For the last few years I have made a point of exploring lesser-known classical music. As someone who listens to a lot of music every single day – I am a writer and music is simply part of the fabric of my life – I know the major repertoire well and still listen to Brahms, Mozart, Beethoven, Clementi, Vivaldi, Elgar, Bruckner and many well-known others. But I have found real pleasure in exploring music rarely played on the concert stage.

I do have a process. I subscribe to The Gramophone and BBC Music magazine and assiduously read their reviews of newly released CDs or re-released music and they often include music by composers new to me or neglected.

One example is Sir Charles Villiers Stanford – who taught composition at the Royal College of Music (1883) and was Professor of Music at Cambridge (1887). He died in 1924. He wrote seven symphonies, some wonderful choral music (including a Requiem and Stabat Mater) as well as several chamber works, including seven romantic string quartets. It is the kind of music my mother loved to listen to – she was a violinist in the Bradford youth orchestra and may well have played his music, especially since Stanford had a long association with the nearby Leeds Triennial Music Festival.

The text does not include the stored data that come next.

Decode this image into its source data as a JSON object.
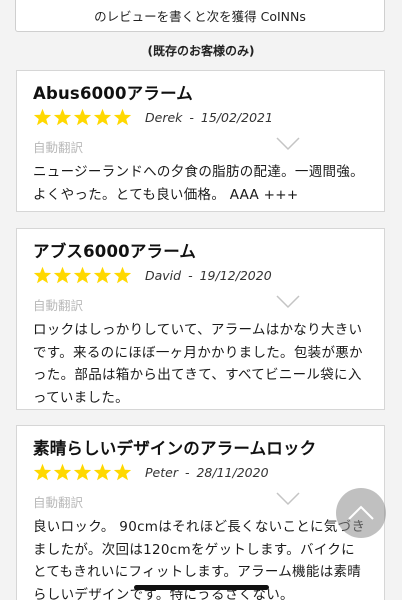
{
  "review_cta": {
    "label": "のレビューを書くと次を獲得 CoINNs"
  },
  "existing_note": "(既存のお客様のみ)",
  "colors": {
    "star": "#ffd800",
    "muted_text": "#b9b9b9"
  },
  "reviews": [
    {
      "title": "Abus6000アラーム",
      "rating": 5,
      "reviewer": "Derek",
      "separator": "-",
      "date": "15/02/2021",
      "translate_label": "自動翻訳",
      "body": "ニュージーランドへの夕食の脂肪の配達。一週間強。よくやった。とても良い価格。 AAA +++"
    },
    {
      "title": "アブス6000アラーム",
      "rating": 5,
      "reviewer": "David",
      "separator": "-",
      "date": "19/12/2020",
      "translate_label": "自動翻訳",
      "body": "ロックはしっかりしていて、アラームはかなり大きいです。来るのにほぼ一ヶ月かかりました。包装が悪かった。部品は箱から出てきて、すべてビニール袋に入っていました。"
    },
    {
      "title": "素晴らしいデザインのアラームロック",
      "rating": 5,
      "reviewer": "Peter",
      "separator": "-",
      "date": "28/11/2020",
      "translate_label": "自動翻訳",
      "body": "良いロック。 90cmはそれほど長くないことに気づきましたが。次回は120cmをゲットします。バイクにとてもきれいにフィットします。アラーム機能は素晴らしいデザインです。特にうるさくない。"
    }
  ],
  "icons": {
    "star": "star-icon",
    "chevron": "chevron-down-icon",
    "scroll_top": "chevron-up-icon"
  }
}
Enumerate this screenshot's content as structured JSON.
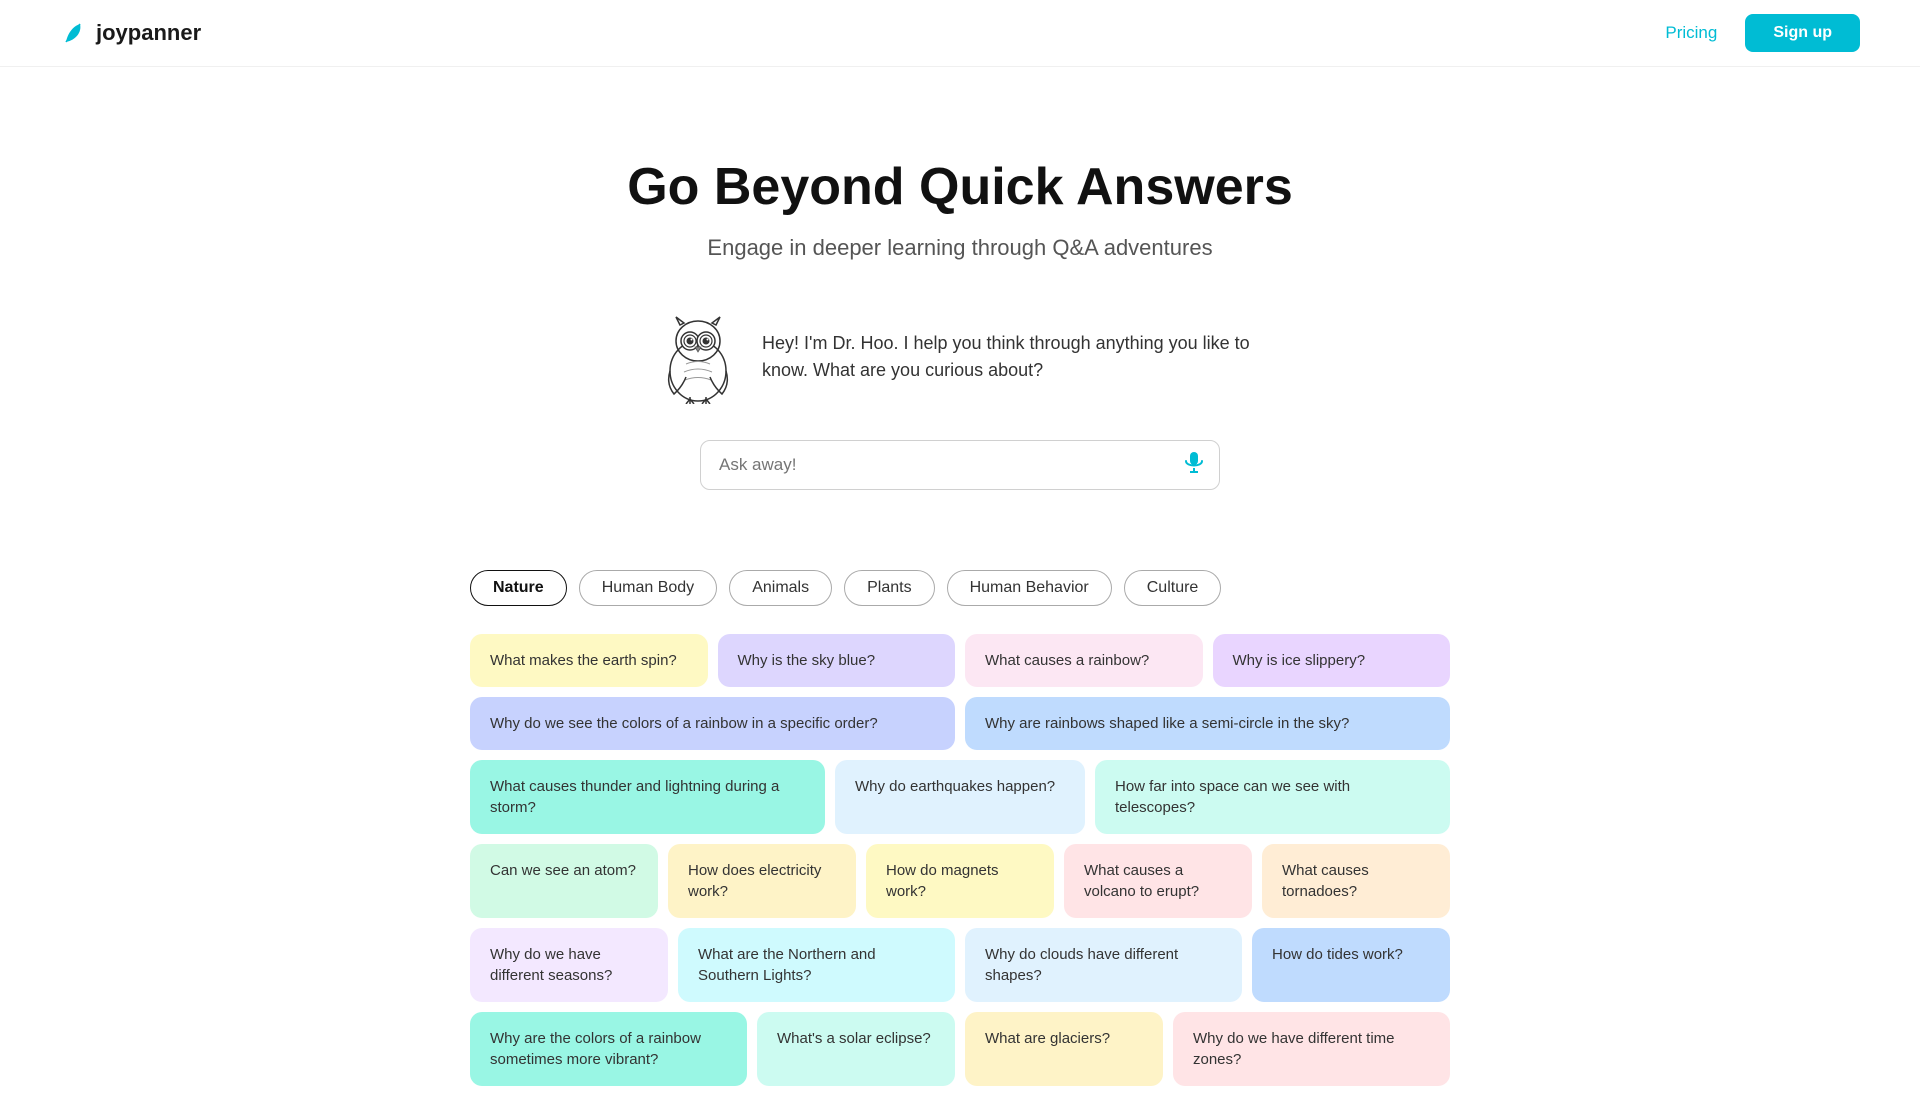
{
  "navbar": {
    "logo_text": "joypanner",
    "pricing_label": "Pricing",
    "signup_label": "Sign up"
  },
  "hero": {
    "title": "Go Beyond Quick Answers",
    "subtitle": "Engage in deeper learning through Q&A adventures"
  },
  "owl_chat": {
    "message": "Hey! I'm Dr. Hoo. I help you think through anything you like to know. What are you curious about?"
  },
  "search": {
    "placeholder": "Ask away!"
  },
  "tabs": [
    {
      "label": "Nature",
      "active": true
    },
    {
      "label": "Human Body",
      "active": false
    },
    {
      "label": "Animals",
      "active": false
    },
    {
      "label": "Plants",
      "active": false
    },
    {
      "label": "Human Behavior",
      "active": false
    },
    {
      "label": "Culture",
      "active": false
    }
  ],
  "cards": [
    [
      {
        "text": "What makes the earth spin?",
        "color": "card-yellow",
        "width": "w1"
      },
      {
        "text": "Why is the sky blue?",
        "color": "card-lavender",
        "width": "w1"
      },
      {
        "text": "What causes a rainbow?",
        "color": "card-pink",
        "width": "w1"
      },
      {
        "text": "Why is ice slippery?",
        "color": "card-purple-light",
        "width": "w1"
      }
    ],
    [
      {
        "text": "Why do we see the colors of a rainbow in a specific order?",
        "color": "card-indigo",
        "width": "w2"
      },
      {
        "text": "Why are rainbows shaped like a semi-circle in the sky?",
        "color": "card-blue",
        "width": "w2"
      }
    ],
    [
      {
        "text": "What causes thunder and lightning during a storm?",
        "color": "card-teal",
        "width": "w15"
      },
      {
        "text": "Why do earthquakes happen?",
        "color": "card-sky",
        "width": "w1"
      },
      {
        "text": "How far into space can we see with telescopes?",
        "color": "card-mint",
        "width": "w15"
      }
    ],
    [
      {
        "text": "Can we see an atom?",
        "color": "card-green-light",
        "width": "w1"
      },
      {
        "text": "How does electricity work?",
        "color": "card-amber",
        "width": "w1"
      },
      {
        "text": "How do magnets work?",
        "color": "card-yellow",
        "width": "w1"
      },
      {
        "text": "What causes a volcano to erupt?",
        "color": "card-rose",
        "width": "w1"
      },
      {
        "text": "What causes tornadoes?",
        "color": "card-peach",
        "width": "w1"
      }
    ],
    [
      {
        "text": "Why do we have different seasons?",
        "color": "card-lilac",
        "width": "w1"
      },
      {
        "text": "What are the Northern and Southern Lights?",
        "color": "card-cyan",
        "width": "w15"
      },
      {
        "text": "Why do clouds have different shapes?",
        "color": "card-sky",
        "width": "w15"
      },
      {
        "text": "How do tides work?",
        "color": "card-blue",
        "width": "w1"
      }
    ],
    [
      {
        "text": "Why are the colors of a rainbow sometimes more vibrant?",
        "color": "card-teal",
        "width": "w15"
      },
      {
        "text": "What's a solar eclipse?",
        "color": "card-mint",
        "width": "w1"
      },
      {
        "text": "What are glaciers?",
        "color": "card-amber",
        "width": "w1"
      },
      {
        "text": "Why do we have different time zones?",
        "color": "card-rose",
        "width": "w15"
      }
    ]
  ]
}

Stanford was Irish, something that can be “caught” in his orchestral music where he references Irish folk tunes and rhythms. He used his ability to connect words and music in his operatic works, the best of which is The Traveling Companion.

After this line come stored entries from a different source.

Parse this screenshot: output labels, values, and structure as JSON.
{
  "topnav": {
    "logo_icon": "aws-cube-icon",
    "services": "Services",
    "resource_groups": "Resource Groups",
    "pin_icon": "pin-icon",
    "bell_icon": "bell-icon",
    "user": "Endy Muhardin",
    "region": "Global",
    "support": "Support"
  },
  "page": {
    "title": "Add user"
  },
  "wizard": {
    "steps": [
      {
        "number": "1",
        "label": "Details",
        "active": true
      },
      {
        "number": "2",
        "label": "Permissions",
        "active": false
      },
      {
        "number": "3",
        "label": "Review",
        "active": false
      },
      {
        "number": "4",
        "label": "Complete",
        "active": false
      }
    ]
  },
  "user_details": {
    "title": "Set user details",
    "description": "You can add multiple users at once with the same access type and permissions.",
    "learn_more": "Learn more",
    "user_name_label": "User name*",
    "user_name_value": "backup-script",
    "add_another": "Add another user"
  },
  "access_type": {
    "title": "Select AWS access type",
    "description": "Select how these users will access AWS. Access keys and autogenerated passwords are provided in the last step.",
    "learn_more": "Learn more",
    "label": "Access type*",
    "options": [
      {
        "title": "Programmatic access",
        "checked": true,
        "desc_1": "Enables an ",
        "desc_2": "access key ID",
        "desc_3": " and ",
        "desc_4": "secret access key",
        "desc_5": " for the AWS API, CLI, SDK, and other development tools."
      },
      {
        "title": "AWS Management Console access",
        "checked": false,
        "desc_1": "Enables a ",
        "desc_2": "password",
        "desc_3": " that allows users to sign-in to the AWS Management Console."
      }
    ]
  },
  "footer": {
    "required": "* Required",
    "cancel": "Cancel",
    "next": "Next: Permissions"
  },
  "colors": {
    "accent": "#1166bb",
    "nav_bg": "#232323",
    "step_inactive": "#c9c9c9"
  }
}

Another “discovery” has been the music of Johann Baptist Vanhal (1739-1813), who lived a lot of his life in Vienna but was from Bohemia. He was incredibly prolific – 73 symphonies, 100 quartets, 95 scared works and scores more other pieces. Not all of this output has been recorded, but what has been captured that I have in my collection is well worth listening to. I can commend the Cemesina Quartet’s recording of his late string quartets (Opus 33), his very wonderful Stabat Mater and the selection of symphonies recorded across five CD’s for Naxos by Uwe Grodd and the Nicolaus Esterhazy Sinfonia.

Sometimes one finds music one rather wishes one had not. For example, I have met and had a beer with the Finnish conductor, teacher and composer. A big man and wonderful interpreter of Sibelius and Brahms  (his recordings of their symphonies are a must-have in anyone’s collection), he is also a prolific composer – over 345 symphonies so far, for example. The trouble is many of these are simply dreadful. His string thirty quartets – labelled as “post-expressionist” – are in this category together with some of the so-called symphonies (more accurately, “snipettes”).